Une porte d’entrée pour tous les arts
Émile Jaques-Dalcroze, le fondateur de la méthode, a fait ses premiers essais avec les étudiant·es du Conservatoire de Genève, où il était professeur à l’époque, pour mettre au point sa théorie. «Il a eu l’intuition que les problèmes des musiciennes et musiciens – par exemple garder le tempo – ne provenaient pas seulement de l’écoute, mais probablement d’autres éléments liés à la capacité de chacune et chacun de coordonner ses propres mouvements, indique Silvia Del Bianco. Il a donc su associer le champ kinesthésique au champ auditif, mais aussi à celui de l’espace. En effet, l’enseignement de la rythmique, dans le sens du rythme de la vie, qui unit tous les aspects de la musique (mélodie, harmonie, etc.), se fait toujours dans de grandes salles. Car il a voulu donner au corps la place de premier instrument des musicien·nes.»

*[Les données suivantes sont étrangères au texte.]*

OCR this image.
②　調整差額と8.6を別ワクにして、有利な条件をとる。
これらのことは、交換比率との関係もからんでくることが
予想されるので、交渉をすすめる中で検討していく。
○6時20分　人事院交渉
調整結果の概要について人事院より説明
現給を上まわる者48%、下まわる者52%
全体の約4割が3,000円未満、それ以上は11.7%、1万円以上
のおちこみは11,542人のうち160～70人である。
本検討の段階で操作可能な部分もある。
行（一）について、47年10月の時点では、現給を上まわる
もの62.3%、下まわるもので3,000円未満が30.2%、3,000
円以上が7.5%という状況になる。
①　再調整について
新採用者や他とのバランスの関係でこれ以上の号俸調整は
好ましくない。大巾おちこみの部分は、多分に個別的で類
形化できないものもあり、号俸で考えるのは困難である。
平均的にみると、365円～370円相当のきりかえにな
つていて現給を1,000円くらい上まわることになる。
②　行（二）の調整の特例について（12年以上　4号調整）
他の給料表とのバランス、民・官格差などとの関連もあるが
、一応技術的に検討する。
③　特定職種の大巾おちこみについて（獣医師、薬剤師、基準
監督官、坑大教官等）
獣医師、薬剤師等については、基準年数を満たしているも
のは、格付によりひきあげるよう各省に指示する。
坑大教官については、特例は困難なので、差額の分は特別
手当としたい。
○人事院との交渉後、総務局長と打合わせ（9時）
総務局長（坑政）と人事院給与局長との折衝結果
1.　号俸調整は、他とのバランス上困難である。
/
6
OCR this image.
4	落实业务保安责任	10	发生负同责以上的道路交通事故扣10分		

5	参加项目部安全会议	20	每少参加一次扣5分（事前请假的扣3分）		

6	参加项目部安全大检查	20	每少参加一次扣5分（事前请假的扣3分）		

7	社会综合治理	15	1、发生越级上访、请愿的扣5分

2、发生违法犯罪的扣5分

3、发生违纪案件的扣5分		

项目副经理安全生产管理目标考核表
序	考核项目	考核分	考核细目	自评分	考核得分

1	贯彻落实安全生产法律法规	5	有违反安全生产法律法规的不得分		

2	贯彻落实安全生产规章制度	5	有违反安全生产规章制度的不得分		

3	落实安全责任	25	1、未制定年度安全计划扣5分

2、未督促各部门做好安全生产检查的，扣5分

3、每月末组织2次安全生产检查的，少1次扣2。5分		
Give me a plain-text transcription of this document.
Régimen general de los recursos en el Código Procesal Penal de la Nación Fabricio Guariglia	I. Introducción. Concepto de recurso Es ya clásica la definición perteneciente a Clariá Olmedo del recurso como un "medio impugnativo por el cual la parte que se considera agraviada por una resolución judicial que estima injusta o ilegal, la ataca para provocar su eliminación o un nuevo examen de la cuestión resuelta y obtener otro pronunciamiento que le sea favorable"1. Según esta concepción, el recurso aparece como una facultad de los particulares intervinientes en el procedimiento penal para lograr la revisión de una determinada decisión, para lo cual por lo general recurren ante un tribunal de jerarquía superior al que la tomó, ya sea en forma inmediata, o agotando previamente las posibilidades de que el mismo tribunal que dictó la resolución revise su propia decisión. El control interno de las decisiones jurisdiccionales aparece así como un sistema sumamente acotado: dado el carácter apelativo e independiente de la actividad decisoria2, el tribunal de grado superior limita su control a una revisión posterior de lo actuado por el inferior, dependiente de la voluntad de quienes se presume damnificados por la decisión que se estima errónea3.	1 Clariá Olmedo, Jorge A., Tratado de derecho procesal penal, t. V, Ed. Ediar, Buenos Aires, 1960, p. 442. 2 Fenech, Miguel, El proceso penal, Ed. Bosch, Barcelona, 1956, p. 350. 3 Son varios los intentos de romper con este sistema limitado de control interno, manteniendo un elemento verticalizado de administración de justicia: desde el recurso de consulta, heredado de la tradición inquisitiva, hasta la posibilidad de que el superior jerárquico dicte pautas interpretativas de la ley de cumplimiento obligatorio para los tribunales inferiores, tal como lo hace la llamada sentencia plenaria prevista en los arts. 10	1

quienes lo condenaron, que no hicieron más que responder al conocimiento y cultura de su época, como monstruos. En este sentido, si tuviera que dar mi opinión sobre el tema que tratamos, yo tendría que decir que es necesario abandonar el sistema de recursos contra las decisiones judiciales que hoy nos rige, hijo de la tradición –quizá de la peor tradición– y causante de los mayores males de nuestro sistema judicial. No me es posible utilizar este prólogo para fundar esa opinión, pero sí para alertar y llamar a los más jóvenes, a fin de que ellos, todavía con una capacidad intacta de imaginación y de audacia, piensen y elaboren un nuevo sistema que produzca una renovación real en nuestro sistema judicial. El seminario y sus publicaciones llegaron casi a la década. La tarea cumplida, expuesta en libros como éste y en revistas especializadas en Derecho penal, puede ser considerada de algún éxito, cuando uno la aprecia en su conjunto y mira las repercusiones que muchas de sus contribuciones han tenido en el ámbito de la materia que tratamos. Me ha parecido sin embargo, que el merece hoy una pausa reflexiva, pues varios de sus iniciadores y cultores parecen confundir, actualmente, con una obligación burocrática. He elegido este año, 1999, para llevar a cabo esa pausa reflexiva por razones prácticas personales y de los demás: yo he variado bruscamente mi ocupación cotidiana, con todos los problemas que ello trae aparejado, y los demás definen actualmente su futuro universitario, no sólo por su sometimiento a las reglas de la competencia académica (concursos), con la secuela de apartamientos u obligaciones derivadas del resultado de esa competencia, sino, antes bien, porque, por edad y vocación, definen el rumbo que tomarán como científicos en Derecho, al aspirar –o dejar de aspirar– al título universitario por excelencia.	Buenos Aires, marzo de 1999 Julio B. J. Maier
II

Très vite, grâce à la création d’un premier institut en Allemagne à Hellerau en 1911, cette méthode avant-gardiste attire le monde des arts européen. On s’y intéresse des Ballets russes à l’architecte Le Corbusier, en passant par l’écrivain Paul Claudel. Grand voyageur, Émile Jaques-Dalcroze doit revenir en Suisse à l’annonce de la Première Guerre mondiale. C’est alors qu’il crée l’Institut Jaques-Dalcroze à Genève, en 1915. «L’Institut est le gardien de la marque, précise Silvia Del Bianco, car Dalcroze et Jaques-Dalcroze sont des marques à l’international. Il faut obtenir un diplôme supérieur à Genève pour ouvrir un centre de formation professionnalisante à l’étranger. La force d’Émile Jaques-Dalcroze est d’avoir intégré l’improvisation à l’éducation musicale. La rythmique reste une porte d’entrée pour tous les arts, car elle est fondée sur des valeurs essentielles pour l’être humain.»